数据结构-HNSW

1-Intro

全称: Hierarchical nearest small world

作为用来做 ANN 的一种近似结构.

什么是 ANN

Deep Learning 算到的结果需要用一个特殊的东西存储起来, 最合适的就是支持 Filterable ANN 的矢量引擎;

ANN 的 A : 近似? 为什么要近似
- 高维的计算成本太高: 称为 “维度诅咒”;
- 牺牲精度追求成本优化就是 A ;

什么是 HNSW ?

功能上是用来做 ann 矢量的近似搜索算法;
实现上是 NSW: 小世界图算法;
- 额个 Hierarchical: 就是 + 了个跳表, 由 linear → log 的优化;

2-Theory

small world 理论

哪怕把这个数据集扩大到 全世界. 你的社交圈和任何一个陌生人的社交圈只需要 5.5 个人中转下;
这个算法非常的适合 大规模数据集高维数据集合 , 因为哪怕数据量很大，我也可以很快找到2个节点之间的连线，从而计算他们的距离长度;

nsw 图构建和搜索是2个独立的过程，虽然参数名称相同，作用类似

nsw 图构建

先构造一个空的，可以随便选择一个数据点作为 Start, 也可以后面逐渐增加
插入节点 x:
1. 从 NSW 随机一个节点开始，找到 x 最近的节点 ;
2. 计算 x 和已有节点的距离从而选择 ef_construct 个节点作为候选集, 所以这个值增加了构建的开销 ;
3. 通过策略把 x 和这些节点连接，策略可以是距离大小，连接数量, 选择 m 个节点, 所以 :
  1. m 越大，不一定约精确，但是存储的东西一定增多
  2. 必须 m <= ef_construct
优化: 构建的时候会优化，提高搜索效率
重复 2和3 ，所有节点插入到图中

nfw 图构建的过程中解决了3个主要问题

信息孤岛: 任何节点都必然有 m 个邻居 ;
neighbors 之间的距离是最近的 ;
每个 node 旁边都是 m 个左右，意味着生产上是内存可控的 ;

nfw 构建完.

红色的是高速公路，本质是 指连接相对较远距离的数据点
绿色的是局部连接

开始的时候， nodes 数量比较少，这个时候搜不到那么近的，更容易构建 远一点的;
M 越大, 注意到这个超参数，是我们唯一控制全局连接的概率, 越大， 全局连接的概率越高, 也是 官方算法说高 dim 的 collection 更适合大一点的 M ;
随机算法, 就是构建时候的第3步，优化，留 M 的时候增加一些随机性, 这个 我们无法控制，暂时无法介入 ;

先看如何使用这个 NSW 图, 高层上看，相邻的都是最近的节点, 用来快速筛选候选集

选择一个起始节点：从 NSW 图中选择一个起始节点，可以是随机选择的，也可以是基于某种策略的。将该节点作为当前节点
计算距离：计算当前节点与查询点之间的距离。此外，维护一个变量以存储目前找到的距离最近的节点（初始时为起始节点）及其距离
遍历邻居: 遍历当前节点的所有邻居，计算邻居节点与查询点之间的距离。
1. 如果找到一个距离比目前找到的最近节点还要近的邻居节点，将其设置为新的最近节点, 然后跳回2
2. 如果当前节点的所有邻居都比已找到的最近节点距离要远，那么搜索过程结束
结果：搜索结束后，最后找到的最近节点即为查询点的近似最近邻节点

同样有一个参数 ef 控制候选集的大小, 搜索具有 随机性
一个参数 k : topK
ef >= k : 必须满足, ef 一样是效率和精度的取舍

HNSW

上面的高层空间非常稀疏，构建的时候随机上去，他们互相距离相对远
- 从上跳到下，最后一层保存全量

HNSW 算法的主要思想是将数据点按照一定规则分层，并在不同层次之间建立连接。

这种分层结构使得搜索过程可以从高层次（相当于高速公路）快速跳跃到目标点附近的低层次区域，然后在低层次区域进行精确搜索。
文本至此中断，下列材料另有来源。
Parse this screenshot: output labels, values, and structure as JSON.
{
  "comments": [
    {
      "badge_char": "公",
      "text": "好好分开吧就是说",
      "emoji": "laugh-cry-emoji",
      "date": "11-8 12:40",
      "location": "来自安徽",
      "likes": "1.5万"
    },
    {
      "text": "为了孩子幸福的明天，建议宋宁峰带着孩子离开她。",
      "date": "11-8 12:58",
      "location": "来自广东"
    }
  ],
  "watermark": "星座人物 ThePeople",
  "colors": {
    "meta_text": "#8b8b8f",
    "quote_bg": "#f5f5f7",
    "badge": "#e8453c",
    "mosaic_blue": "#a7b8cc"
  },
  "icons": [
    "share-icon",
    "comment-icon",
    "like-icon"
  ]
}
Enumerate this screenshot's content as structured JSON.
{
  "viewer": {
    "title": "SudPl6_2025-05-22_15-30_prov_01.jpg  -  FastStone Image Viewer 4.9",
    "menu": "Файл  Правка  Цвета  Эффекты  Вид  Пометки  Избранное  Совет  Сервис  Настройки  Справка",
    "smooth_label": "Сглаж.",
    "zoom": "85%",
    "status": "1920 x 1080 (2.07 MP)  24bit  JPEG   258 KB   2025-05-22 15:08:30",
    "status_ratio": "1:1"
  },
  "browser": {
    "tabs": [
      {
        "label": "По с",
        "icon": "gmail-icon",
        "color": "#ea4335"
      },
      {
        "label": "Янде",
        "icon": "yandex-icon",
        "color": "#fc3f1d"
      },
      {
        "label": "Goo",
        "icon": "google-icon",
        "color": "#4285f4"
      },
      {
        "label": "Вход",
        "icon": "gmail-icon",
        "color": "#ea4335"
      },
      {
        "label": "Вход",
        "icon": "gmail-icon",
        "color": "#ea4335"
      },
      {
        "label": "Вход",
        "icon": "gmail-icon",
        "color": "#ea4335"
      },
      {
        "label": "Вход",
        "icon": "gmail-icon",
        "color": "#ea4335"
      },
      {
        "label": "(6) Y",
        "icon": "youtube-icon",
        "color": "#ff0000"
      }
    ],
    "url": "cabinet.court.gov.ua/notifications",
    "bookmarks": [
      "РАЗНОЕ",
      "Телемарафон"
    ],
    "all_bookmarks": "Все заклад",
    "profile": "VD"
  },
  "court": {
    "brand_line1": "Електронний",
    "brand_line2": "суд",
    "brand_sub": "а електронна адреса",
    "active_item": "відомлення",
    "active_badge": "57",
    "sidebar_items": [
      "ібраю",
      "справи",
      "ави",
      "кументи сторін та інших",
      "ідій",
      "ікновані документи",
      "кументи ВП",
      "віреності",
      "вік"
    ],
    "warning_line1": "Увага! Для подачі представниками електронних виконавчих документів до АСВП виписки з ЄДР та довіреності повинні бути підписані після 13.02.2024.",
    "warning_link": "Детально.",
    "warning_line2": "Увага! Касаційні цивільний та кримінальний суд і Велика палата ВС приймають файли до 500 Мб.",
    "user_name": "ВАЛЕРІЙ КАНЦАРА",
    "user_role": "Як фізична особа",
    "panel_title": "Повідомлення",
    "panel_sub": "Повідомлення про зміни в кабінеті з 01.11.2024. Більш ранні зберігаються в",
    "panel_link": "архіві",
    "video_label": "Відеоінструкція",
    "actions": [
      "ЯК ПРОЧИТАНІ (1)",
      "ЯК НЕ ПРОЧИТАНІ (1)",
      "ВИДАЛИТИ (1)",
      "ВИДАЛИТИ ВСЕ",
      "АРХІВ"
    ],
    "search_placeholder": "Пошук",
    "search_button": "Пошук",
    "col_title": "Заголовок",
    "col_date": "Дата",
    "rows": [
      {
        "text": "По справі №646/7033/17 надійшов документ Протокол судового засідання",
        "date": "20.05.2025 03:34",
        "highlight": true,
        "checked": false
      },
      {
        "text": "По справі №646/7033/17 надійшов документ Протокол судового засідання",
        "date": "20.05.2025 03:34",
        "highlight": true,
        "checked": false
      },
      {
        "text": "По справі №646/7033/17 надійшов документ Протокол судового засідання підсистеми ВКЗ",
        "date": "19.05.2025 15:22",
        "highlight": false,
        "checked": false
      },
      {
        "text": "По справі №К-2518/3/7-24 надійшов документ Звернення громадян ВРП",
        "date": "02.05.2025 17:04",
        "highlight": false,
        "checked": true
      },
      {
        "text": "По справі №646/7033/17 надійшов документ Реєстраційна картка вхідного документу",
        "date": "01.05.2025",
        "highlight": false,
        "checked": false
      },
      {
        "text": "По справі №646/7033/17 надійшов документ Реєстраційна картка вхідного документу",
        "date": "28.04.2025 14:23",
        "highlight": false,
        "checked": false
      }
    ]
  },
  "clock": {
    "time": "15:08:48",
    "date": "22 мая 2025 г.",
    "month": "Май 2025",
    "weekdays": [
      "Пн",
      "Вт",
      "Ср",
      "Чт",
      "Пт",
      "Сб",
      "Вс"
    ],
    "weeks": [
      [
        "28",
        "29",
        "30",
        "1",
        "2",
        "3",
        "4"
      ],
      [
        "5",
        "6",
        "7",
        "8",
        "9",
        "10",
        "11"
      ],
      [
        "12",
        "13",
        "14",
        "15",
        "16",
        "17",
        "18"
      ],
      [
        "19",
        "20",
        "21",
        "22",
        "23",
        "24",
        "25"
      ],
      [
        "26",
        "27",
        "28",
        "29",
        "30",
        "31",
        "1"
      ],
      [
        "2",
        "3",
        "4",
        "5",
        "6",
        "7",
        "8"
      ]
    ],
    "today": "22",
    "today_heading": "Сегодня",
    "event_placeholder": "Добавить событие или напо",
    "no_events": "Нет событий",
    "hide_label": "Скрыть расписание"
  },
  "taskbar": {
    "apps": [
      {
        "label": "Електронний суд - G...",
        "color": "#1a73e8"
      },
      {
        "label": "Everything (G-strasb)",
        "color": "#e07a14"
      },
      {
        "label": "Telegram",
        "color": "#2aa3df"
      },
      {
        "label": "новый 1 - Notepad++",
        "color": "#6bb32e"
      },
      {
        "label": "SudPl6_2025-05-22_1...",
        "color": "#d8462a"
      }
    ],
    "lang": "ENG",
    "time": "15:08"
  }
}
这种从高层到低层的搜索策略大大提高了搜索效率，降低了计算成本

加速搜索：通过在高层次建立连接，使得搜索过程可以更快地从一个区域跳跃到另一个区域，从而加速最近邻搜索。
降低计算复杂度：高层次的连接相当于快速通道，避免了在低层次区域进行大量的距离计算。这样可以降低整体的计算成本。
适应性：HNSW 算法可以根据数据集的规模和密度自适应地调整层次结构，从而在不同数据集上实现较好的搜索性能。

3-In Practice

2个参数. m 和 ef , ef 代表候选集.

先看 m:

这个值大可能的作用: 更精确一些，全局连接也会更多，维度高可能要提升一下，然后就是这个值变大，存储一定会变大 ;
合理的值大概是 2->100 ;
这个值决定了 memory consumption , 真正的占内存会更大;

下面是 m 的一些例子:

如果 dim=4 那么 M near 6 是合理的值
如果是为了 word embedding image vector 这种高纬度, M = 48 - 64 是不错的值
m 的修改往往伴随着 ef, 一开始可以简单搞个常数

再看 ef_construction: the parameter is the size of dynamic list for nearest neighbors (use during in the construction)
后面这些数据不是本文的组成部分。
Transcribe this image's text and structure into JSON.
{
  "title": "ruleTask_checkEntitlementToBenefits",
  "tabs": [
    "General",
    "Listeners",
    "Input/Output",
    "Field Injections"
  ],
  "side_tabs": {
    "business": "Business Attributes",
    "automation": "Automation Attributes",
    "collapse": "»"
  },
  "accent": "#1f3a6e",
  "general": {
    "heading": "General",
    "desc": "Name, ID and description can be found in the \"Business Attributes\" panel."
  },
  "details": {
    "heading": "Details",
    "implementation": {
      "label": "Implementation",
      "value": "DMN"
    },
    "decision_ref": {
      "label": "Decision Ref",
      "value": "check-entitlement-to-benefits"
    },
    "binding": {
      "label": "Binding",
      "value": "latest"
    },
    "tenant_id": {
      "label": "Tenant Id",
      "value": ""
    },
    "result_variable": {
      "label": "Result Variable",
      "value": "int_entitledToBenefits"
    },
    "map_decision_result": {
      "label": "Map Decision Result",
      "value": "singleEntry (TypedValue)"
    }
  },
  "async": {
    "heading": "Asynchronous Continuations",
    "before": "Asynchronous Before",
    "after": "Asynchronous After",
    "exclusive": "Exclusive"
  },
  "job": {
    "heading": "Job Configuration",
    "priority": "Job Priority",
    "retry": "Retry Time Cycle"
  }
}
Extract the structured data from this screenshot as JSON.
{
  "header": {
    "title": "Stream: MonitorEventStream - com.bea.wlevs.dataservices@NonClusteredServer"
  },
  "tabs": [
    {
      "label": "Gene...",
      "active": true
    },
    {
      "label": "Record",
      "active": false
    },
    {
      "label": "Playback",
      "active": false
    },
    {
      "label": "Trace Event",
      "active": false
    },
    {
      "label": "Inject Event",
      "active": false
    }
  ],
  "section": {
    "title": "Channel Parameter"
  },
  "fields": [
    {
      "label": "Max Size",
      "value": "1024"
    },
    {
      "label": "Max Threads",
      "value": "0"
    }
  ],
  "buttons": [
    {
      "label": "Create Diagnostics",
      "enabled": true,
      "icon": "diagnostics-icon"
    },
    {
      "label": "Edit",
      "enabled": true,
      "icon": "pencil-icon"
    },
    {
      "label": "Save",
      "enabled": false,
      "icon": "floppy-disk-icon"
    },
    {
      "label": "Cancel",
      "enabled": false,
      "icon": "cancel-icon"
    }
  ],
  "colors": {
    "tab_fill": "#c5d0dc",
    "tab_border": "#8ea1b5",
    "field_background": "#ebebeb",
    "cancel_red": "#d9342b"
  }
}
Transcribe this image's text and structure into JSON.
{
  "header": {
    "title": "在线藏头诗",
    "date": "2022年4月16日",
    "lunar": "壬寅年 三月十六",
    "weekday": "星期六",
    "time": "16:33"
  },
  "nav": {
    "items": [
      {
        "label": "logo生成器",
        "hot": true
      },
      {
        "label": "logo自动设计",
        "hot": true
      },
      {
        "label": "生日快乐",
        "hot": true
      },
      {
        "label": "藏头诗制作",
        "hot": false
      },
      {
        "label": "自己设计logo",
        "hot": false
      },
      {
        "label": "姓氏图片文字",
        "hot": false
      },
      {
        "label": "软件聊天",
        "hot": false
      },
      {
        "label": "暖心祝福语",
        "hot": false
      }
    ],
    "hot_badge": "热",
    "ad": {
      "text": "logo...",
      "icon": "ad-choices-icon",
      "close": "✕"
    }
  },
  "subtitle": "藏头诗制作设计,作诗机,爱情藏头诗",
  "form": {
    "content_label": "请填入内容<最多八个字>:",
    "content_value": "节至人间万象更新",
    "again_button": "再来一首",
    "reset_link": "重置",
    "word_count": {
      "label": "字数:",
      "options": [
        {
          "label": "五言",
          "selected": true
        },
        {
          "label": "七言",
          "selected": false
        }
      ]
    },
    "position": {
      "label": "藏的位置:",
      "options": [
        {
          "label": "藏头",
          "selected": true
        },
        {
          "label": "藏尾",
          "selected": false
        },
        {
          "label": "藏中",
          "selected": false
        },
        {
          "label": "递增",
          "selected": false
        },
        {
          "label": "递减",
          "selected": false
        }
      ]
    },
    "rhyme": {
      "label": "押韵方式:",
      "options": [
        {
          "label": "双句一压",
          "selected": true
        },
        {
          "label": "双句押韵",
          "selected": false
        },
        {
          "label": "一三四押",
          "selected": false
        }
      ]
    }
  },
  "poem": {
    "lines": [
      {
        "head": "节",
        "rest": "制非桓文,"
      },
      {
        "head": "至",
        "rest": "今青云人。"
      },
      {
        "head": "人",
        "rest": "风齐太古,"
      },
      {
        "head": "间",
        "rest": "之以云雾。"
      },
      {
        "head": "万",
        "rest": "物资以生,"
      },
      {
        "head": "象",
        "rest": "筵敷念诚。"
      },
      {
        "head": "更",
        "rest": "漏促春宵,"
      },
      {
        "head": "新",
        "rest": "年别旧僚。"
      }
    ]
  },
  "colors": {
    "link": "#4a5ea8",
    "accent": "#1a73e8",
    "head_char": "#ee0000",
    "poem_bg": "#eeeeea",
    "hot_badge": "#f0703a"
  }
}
用来控制 index_time / index_accuracy ;
值越大, index_time_add 和 index_accuracy_add, 官方的原话是: At some point, increasing ef_construction does not improve the quality of the index
这个值建议是, ef=ef_construction, 然后检查 recall, 如果 < 0.9, 那证明这个值要调整

参数测试代码

import hnswlib
import numpy as np
 
dim = 32
num_elements = 100000
k = 10
nun_queries = 10
 
# Generating sample data
data = np.float32(np.random.random((num_elements, dim)))
 
# Declaring index
hnsw_index = hnswlib.Index(space='l2', dim=dim)  # possible options are l2, cosine or ip
bf_index = hnswlib.BFIndex(space='l2', dim=dim)
 
# Initing both hnsw and brute force indices
# max_elements - the maximum number of elements (capacity). Will throw an exception if exceeded
# during insertion of an element.
# The capacity can be increased by saving/loading the index, see below.
#
# hnsw construction params:
# ef_construction - controls index search speed/build speed tradeoff
#
# M - is tightly connected with internal dimensionality of the data. Strongly affects the memory consumption (~M)
# Higher M leads to higher accuracy/run_time at fixed ef/efConstruction
 
hnsw_index.init_index(max_elements=num_elements, ef_construction=200, M=16)
bf_index.init_index(max_elements=num_elements)
 
# Controlling the recall for hnsw by setting ef:
# higher ef leads to better accuracy, but slower search
hnsw_index.set_ef(200)
 
# Set number of threads used during batch search/construction in hnsw
# By default using all available cores
hnsw_index.set_num_threads(1)
 
print("Adding batch of %d elements" % (len(data)))
hnsw_index.add_items(data)
bf_index.add_items(data)
 
print("Indices built")
 
# Generating query data
query_data = np.float32(np.random.random((nun_queries, dim)))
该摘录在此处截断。